Basildon Peta, the chief executive and director of Africa Media Holdings, which owns the two papers, hotly denied that the case had any bearing on media freedom.
Peta insisted it concerned "civil and criminal violations of the laws of Lesotho, period". He asked: "Are these three implying that because they are journalists, then they are above the law and immune to the statutes that govern all of us?"
However, the national director of the Media Institute of Southern Africa in Lesotho, Tsebo Mats'asa, said he was praying that Lesotho's court of appeal reversed the ruling.
The case set a bad precedent, Mats’asa said – especially as media practitioners have limited employment opportunities in Lesotho. He could foresee similar cases where media proprietors "are going to be a stumbling block for establishment of media initiatives".
The ruling finds that the three journalists breached competition law and their fiduciary duties, as Chapatarango was a director of both companies and Mugari and Tlali held senior positions.
In his judgment, Judge Lebohang Molete cites the Companies Act of 2011, which "stipulates that a director who has an interest in a transaction or proposed transaction with a company shall cause the nature and full extent of his interest to be entered in the register of directors; and shall also disclose it to the board".
However, Mats'asa objected that "media proprietors who are already seriously underpaying their employees for fear of competition, are now creeping towards claims of unfair competition. They know that some employees will surely join new publications, especially if they make better offers."

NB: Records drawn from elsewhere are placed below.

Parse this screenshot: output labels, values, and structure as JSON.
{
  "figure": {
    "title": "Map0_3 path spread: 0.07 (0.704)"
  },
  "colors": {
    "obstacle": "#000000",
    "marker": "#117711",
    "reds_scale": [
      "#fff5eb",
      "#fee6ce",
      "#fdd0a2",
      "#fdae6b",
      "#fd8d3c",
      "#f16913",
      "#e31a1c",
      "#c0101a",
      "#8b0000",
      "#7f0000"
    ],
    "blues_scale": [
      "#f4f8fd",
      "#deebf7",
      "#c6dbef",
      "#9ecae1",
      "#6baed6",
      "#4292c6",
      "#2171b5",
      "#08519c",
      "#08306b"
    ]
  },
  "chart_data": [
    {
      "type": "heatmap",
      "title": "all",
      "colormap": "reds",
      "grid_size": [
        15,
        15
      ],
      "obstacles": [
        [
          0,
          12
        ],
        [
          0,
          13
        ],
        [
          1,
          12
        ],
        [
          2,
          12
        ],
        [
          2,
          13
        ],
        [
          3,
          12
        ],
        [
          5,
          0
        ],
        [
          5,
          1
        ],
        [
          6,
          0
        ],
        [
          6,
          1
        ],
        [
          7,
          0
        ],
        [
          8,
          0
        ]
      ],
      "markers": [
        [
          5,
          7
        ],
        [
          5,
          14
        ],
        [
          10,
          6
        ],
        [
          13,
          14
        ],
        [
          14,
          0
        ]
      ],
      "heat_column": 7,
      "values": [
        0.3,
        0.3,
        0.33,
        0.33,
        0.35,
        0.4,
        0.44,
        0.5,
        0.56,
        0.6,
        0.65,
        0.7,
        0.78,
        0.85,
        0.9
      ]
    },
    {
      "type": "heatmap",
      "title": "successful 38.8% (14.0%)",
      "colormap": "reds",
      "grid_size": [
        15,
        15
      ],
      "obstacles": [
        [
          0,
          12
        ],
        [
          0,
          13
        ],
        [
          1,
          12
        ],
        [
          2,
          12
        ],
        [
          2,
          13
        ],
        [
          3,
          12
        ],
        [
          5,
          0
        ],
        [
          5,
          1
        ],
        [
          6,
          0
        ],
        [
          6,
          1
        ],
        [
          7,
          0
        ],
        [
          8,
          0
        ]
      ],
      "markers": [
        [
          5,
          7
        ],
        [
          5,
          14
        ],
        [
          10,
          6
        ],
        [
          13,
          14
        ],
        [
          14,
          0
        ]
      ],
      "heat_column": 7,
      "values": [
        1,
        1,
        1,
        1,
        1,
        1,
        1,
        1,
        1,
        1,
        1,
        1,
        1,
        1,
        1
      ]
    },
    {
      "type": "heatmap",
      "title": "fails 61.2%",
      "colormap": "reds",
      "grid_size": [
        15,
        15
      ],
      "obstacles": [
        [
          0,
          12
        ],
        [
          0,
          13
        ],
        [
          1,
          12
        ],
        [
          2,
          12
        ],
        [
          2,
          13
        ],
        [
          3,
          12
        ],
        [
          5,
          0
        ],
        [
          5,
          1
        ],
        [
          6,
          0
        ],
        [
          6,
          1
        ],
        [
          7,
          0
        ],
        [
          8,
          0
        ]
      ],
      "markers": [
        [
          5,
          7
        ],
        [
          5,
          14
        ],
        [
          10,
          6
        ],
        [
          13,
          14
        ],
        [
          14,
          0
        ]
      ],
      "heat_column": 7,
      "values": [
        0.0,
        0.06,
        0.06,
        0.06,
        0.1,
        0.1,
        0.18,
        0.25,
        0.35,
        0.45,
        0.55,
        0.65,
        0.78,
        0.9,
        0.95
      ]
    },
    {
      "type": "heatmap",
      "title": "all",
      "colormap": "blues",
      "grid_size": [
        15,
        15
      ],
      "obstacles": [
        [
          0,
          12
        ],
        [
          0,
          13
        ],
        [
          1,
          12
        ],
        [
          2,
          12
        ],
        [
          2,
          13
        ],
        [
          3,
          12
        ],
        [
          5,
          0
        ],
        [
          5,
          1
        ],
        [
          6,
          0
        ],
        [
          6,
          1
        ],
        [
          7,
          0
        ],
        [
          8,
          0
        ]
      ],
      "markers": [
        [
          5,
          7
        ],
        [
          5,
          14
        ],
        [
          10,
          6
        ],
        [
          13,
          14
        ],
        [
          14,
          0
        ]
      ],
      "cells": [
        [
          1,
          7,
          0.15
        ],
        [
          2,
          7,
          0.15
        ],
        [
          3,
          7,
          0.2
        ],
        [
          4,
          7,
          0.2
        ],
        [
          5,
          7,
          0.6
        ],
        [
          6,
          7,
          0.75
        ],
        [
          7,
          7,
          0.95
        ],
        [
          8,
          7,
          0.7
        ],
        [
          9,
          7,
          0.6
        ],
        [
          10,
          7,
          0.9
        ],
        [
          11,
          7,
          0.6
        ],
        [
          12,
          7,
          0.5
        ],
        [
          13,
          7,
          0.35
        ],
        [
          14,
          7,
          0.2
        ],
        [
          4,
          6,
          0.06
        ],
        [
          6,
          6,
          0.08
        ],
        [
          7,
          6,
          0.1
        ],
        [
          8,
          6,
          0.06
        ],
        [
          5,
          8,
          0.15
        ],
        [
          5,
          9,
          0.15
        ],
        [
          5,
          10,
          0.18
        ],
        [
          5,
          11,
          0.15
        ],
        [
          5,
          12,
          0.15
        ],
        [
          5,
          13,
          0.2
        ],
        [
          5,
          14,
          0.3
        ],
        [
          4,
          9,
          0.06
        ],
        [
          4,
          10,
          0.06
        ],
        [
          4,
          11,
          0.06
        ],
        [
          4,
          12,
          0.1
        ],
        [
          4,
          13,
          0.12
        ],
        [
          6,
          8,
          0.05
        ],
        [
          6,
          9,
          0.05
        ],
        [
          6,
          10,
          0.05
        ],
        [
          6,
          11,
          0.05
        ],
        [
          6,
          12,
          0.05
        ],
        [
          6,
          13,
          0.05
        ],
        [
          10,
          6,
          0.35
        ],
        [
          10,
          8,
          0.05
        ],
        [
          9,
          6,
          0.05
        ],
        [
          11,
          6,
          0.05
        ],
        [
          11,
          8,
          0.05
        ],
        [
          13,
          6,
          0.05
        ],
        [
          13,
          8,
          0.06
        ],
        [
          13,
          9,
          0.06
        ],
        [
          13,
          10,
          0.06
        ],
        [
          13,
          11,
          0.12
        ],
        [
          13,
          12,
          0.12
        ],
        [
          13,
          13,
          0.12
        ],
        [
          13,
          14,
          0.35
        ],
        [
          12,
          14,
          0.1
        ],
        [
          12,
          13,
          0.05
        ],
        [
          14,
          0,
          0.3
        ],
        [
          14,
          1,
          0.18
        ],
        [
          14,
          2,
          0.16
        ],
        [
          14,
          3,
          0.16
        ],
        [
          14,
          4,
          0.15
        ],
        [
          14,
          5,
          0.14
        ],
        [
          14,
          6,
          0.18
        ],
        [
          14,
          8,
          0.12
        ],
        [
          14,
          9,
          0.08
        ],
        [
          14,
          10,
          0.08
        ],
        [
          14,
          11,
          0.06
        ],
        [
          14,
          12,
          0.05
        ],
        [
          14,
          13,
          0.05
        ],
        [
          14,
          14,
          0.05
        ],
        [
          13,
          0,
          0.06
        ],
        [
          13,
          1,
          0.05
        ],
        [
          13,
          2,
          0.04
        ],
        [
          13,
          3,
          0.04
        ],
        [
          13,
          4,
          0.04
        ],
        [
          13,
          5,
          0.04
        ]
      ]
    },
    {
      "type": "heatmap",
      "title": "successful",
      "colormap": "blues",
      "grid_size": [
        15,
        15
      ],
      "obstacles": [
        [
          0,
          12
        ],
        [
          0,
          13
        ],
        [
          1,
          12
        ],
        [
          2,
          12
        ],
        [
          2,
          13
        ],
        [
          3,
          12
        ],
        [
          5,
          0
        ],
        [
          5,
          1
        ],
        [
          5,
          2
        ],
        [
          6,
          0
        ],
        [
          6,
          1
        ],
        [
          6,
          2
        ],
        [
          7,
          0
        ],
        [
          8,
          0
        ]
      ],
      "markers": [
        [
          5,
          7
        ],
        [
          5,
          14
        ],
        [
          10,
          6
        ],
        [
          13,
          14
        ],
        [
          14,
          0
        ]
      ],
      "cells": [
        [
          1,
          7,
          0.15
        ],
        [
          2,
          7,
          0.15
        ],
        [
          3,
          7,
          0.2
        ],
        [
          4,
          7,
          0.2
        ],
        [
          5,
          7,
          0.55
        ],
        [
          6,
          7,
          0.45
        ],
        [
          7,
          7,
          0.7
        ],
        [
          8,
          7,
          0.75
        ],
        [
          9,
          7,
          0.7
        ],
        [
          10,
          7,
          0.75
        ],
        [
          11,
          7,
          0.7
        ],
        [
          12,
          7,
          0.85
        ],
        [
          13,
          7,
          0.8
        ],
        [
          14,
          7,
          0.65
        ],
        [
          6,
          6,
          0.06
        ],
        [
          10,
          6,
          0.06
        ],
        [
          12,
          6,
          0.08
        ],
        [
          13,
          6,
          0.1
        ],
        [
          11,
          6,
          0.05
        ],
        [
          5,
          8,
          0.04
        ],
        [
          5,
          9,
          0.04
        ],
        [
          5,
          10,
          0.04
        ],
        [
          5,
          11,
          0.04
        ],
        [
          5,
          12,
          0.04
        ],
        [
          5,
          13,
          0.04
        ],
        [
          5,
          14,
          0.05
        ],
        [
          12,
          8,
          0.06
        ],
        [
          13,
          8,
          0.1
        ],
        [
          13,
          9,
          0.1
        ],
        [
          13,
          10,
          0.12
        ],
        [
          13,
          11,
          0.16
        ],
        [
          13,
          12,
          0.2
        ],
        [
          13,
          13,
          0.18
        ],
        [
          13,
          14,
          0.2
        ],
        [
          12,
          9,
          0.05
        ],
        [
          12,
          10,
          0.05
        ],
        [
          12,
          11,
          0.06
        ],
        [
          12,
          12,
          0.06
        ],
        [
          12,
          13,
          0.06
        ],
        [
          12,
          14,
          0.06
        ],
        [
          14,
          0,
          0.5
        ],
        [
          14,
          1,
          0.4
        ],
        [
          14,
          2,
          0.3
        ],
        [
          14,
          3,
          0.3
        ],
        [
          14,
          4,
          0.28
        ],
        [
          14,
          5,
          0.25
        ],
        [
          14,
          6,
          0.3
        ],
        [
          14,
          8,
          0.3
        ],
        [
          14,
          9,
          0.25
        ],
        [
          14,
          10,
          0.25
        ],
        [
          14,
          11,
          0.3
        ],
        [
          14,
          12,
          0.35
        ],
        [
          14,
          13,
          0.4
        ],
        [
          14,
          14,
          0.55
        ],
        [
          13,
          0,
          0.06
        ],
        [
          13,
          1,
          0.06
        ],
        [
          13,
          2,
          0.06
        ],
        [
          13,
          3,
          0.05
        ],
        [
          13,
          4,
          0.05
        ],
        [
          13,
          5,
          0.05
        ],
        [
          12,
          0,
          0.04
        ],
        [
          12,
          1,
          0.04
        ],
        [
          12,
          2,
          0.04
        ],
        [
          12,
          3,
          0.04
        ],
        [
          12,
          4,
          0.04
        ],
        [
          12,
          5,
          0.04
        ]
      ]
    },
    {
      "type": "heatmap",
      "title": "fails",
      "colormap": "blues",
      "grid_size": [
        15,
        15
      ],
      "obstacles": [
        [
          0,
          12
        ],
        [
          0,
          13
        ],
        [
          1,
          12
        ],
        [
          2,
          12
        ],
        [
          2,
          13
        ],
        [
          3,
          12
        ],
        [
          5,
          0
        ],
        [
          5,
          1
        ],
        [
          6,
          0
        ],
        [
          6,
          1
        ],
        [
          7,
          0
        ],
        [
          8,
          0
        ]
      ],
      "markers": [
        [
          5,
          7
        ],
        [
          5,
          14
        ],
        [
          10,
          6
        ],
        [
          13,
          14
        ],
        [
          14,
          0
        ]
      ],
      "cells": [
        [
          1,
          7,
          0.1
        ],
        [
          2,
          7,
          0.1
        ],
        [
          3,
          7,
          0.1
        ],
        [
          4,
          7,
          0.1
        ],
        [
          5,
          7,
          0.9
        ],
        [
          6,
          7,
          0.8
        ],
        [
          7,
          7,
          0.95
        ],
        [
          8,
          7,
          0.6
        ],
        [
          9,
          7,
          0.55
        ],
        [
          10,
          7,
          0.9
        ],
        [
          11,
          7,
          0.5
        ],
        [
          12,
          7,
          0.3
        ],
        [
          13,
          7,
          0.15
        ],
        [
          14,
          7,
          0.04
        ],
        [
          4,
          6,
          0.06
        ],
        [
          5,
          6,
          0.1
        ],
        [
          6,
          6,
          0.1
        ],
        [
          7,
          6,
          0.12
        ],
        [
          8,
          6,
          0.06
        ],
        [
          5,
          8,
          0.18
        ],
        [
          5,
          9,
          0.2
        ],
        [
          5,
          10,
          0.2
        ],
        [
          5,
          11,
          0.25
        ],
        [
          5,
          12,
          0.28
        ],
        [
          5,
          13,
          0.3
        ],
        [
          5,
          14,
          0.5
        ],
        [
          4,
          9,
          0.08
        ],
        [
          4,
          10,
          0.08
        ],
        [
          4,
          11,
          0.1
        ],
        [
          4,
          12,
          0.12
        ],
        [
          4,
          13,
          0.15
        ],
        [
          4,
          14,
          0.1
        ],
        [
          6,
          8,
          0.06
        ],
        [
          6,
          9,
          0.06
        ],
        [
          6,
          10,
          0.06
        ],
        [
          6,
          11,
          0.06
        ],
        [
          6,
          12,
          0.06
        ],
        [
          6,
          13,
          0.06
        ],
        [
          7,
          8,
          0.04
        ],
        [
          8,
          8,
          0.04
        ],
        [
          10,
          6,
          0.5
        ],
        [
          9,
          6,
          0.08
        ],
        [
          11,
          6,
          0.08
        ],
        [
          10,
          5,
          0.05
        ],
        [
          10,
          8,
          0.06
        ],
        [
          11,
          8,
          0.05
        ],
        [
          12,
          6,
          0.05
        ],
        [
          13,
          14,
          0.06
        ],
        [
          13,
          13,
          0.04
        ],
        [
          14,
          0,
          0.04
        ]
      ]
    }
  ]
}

Mats'asa, who is also a media practitioner and policy advocacy activist, argued that having more newspapers "ensures pluralism and diversity of the media. However, [this] case has been decided by the court of law. What is left is for the respondents to … appeal."

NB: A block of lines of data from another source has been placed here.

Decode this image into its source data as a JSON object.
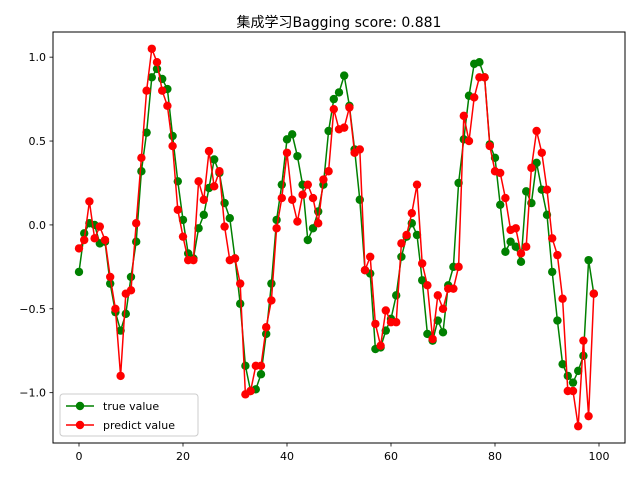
{
  "chart_data": {
    "type": "line",
    "title": "集成学习Bagging   score: 0.881",
    "xlabel": "",
    "ylabel": "",
    "xlim": [
      -5,
      105
    ],
    "ylim": [
      -1.3,
      1.15
    ],
    "xticks": [
      0,
      20,
      40,
      60,
      80,
      100
    ],
    "yticks": [
      -1.0,
      -0.5,
      0.0,
      0.5,
      1.0
    ],
    "xtick_labels": [
      "0",
      "20",
      "40",
      "60",
      "80",
      "100"
    ],
    "ytick_labels": [
      "−1.0",
      "−0.5",
      "0.0",
      "0.5",
      "1.0"
    ],
    "grid": false,
    "legend_position": "lower-left",
    "series": [
      {
        "name": "true value",
        "color": "#008000",
        "marker": "circle",
        "x": [
          0,
          1,
          2,
          3,
          4,
          5,
          6,
          7,
          8,
          9,
          10,
          11,
          12,
          13,
          14,
          15,
          16,
          17,
          18,
          19,
          20,
          21,
          22,
          23,
          24,
          25,
          26,
          27,
          28,
          29,
          30,
          31,
          32,
          33,
          34,
          35,
          36,
          37,
          38,
          39,
          40,
          41,
          42,
          43,
          44,
          45,
          46,
          47,
          48,
          49,
          50,
          51,
          52,
          53,
          54,
          55,
          56,
          57,
          58,
          59,
          60,
          61,
          62,
          63,
          64,
          65,
          66,
          67,
          68,
          69,
          70,
          71,
          72,
          73,
          74,
          75,
          76,
          77,
          78,
          79,
          80,
          81,
          82,
          83,
          84,
          85,
          86,
          87,
          88,
          89,
          90,
          91,
          92,
          93,
          94,
          95,
          96,
          97,
          98,
          99
        ],
        "values": [
          -0.28,
          -0.05,
          0.01,
          0.0,
          -0.11,
          -0.1,
          -0.35,
          -0.52,
          -0.63,
          -0.53,
          -0.31,
          -0.1,
          0.32,
          0.55,
          0.88,
          0.93,
          0.87,
          0.81,
          0.53,
          0.26,
          0.03,
          -0.17,
          -0.2,
          -0.02,
          0.06,
          0.22,
          0.39,
          0.31,
          0.13,
          0.04,
          -0.2,
          -0.47,
          -0.84,
          -0.99,
          -0.98,
          -0.89,
          -0.65,
          -0.35,
          0.03,
          0.24,
          0.51,
          0.54,
          0.41,
          0.24,
          -0.09,
          -0.02,
          0.08,
          0.24,
          0.56,
          0.75,
          0.79,
          0.89,
          0.71,
          0.45,
          0.15,
          -0.27,
          -0.29,
          -0.74,
          -0.73,
          -0.63,
          -0.56,
          -0.42,
          -0.19,
          -0.07,
          0.01,
          -0.06,
          -0.33,
          -0.65,
          -0.69,
          -0.57,
          -0.64,
          -0.36,
          -0.25,
          0.25,
          0.51,
          0.77,
          0.96,
          0.97,
          0.88,
          0.48,
          0.4,
          0.12,
          -0.16,
          -0.1,
          -0.13,
          -0.22,
          0.2,
          0.13,
          0.37,
          0.21,
          0.06,
          -0.28,
          -0.57,
          -0.83,
          -0.9,
          -0.94,
          -0.87,
          -0.78,
          -0.21,
          -0.41
        ]
      },
      {
        "name": "predict value",
        "color": "#ff0000",
        "marker": "circle",
        "x": [
          0,
          1,
          2,
          3,
          4,
          5,
          6,
          7,
          8,
          9,
          10,
          11,
          12,
          13,
          14,
          15,
          16,
          17,
          18,
          19,
          20,
          21,
          22,
          23,
          24,
          25,
          26,
          27,
          28,
          29,
          30,
          31,
          32,
          33,
          34,
          35,
          36,
          37,
          38,
          39,
          40,
          41,
          42,
          43,
          44,
          45,
          46,
          47,
          48,
          49,
          50,
          51,
          52,
          53,
          54,
          55,
          56,
          57,
          58,
          59,
          60,
          61,
          62,
          63,
          64,
          65,
          66,
          67,
          68,
          69,
          70,
          71,
          72,
          73,
          74,
          75,
          76,
          77,
          78,
          79,
          80,
          81,
          82,
          83,
          84,
          85,
          86,
          87,
          88,
          89,
          90,
          91,
          92,
          93,
          94,
          95,
          96,
          97,
          98,
          99
        ],
        "values": [
          -0.14,
          -0.09,
          0.14,
          -0.08,
          -0.01,
          -0.09,
          -0.31,
          -0.5,
          -0.9,
          -0.41,
          -0.39,
          0.01,
          0.4,
          0.8,
          1.05,
          0.97,
          0.8,
          0.71,
          0.47,
          0.09,
          -0.07,
          -0.21,
          -0.21,
          0.26,
          0.15,
          0.44,
          0.23,
          0.32,
          -0.01,
          -0.21,
          -0.2,
          -0.35,
          -1.01,
          -0.99,
          -0.84,
          -0.84,
          -0.61,
          -0.45,
          -0.02,
          0.16,
          0.43,
          0.15,
          0.02,
          0.18,
          0.24,
          0.16,
          0.01,
          0.27,
          0.32,
          0.69,
          0.57,
          0.58,
          0.7,
          0.43,
          0.45,
          -0.27,
          -0.19,
          -0.59,
          -0.72,
          -0.51,
          -0.58,
          -0.58,
          -0.11,
          -0.06,
          0.07,
          0.24,
          -0.23,
          -0.36,
          -0.68,
          -0.42,
          -0.5,
          -0.38,
          -0.38,
          -0.25,
          0.65,
          0.5,
          0.76,
          0.88,
          0.88,
          0.47,
          0.32,
          0.31,
          0.16,
          -0.03,
          -0.02,
          -0.17,
          -0.13,
          0.34,
          0.56,
          0.43,
          0.21,
          -0.08,
          -0.18,
          -0.44,
          -0.99,
          -0.99,
          -1.2,
          -0.69,
          -1.14,
          -0.41
        ]
      }
    ]
  }
}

Mugari told the Mail & Guardian that an appeal is in the pipeline. "We believe the interdict violates our constitutional right to earn a living and practise our profession," he said. "The interdict is tantamount to jailing us. It's unprecedented in Lesotho. How does the court expect us to survive when we are not practising our profession?"
In his anwering affidavit, Chapatarango echoed Mugari's sentiments: "I am a professional journalist ... for more than 15 years and I know of no other trade ... If I am being deprived of seeking employment or establishing a business entity that is aligned to my profession it would mean that I am denied the basic means of earning a livelihood."
Mugari described the ruling as a blow to media freedom in Lesotho. "Any democratic country needs as many media platforms as possible," he said.
"Lesotho currently has three main newspapers, two of which are owned by Basildon. The interdict means that we will not start our newspaper until September this year.
"In the meantime we will not be working as professional journalists. Surely any judgment that stops journalists from working and a newspaper from publishing for any period undermines media freedom?"
However, Peta said it was "unacceptable" for a director to set up a competing business without declaring his interest. "We entrusted Chapatarango with virtually the day-to-day running of this business. He mobilised our other key employees to support his project. He got them to be disloyal to us."
In his affidavit, Chapatarango denied Peta's claims. "At no point did [I] or any of the other two respondents jointly collude to sabotage the business interests of the alleged or at all … [We] decided to join forces in order to venture into a commercial enterprise and this initiative was neither out of stealth nor chicanery."
He added that his business was merely in its "floating stages" and not yet operational.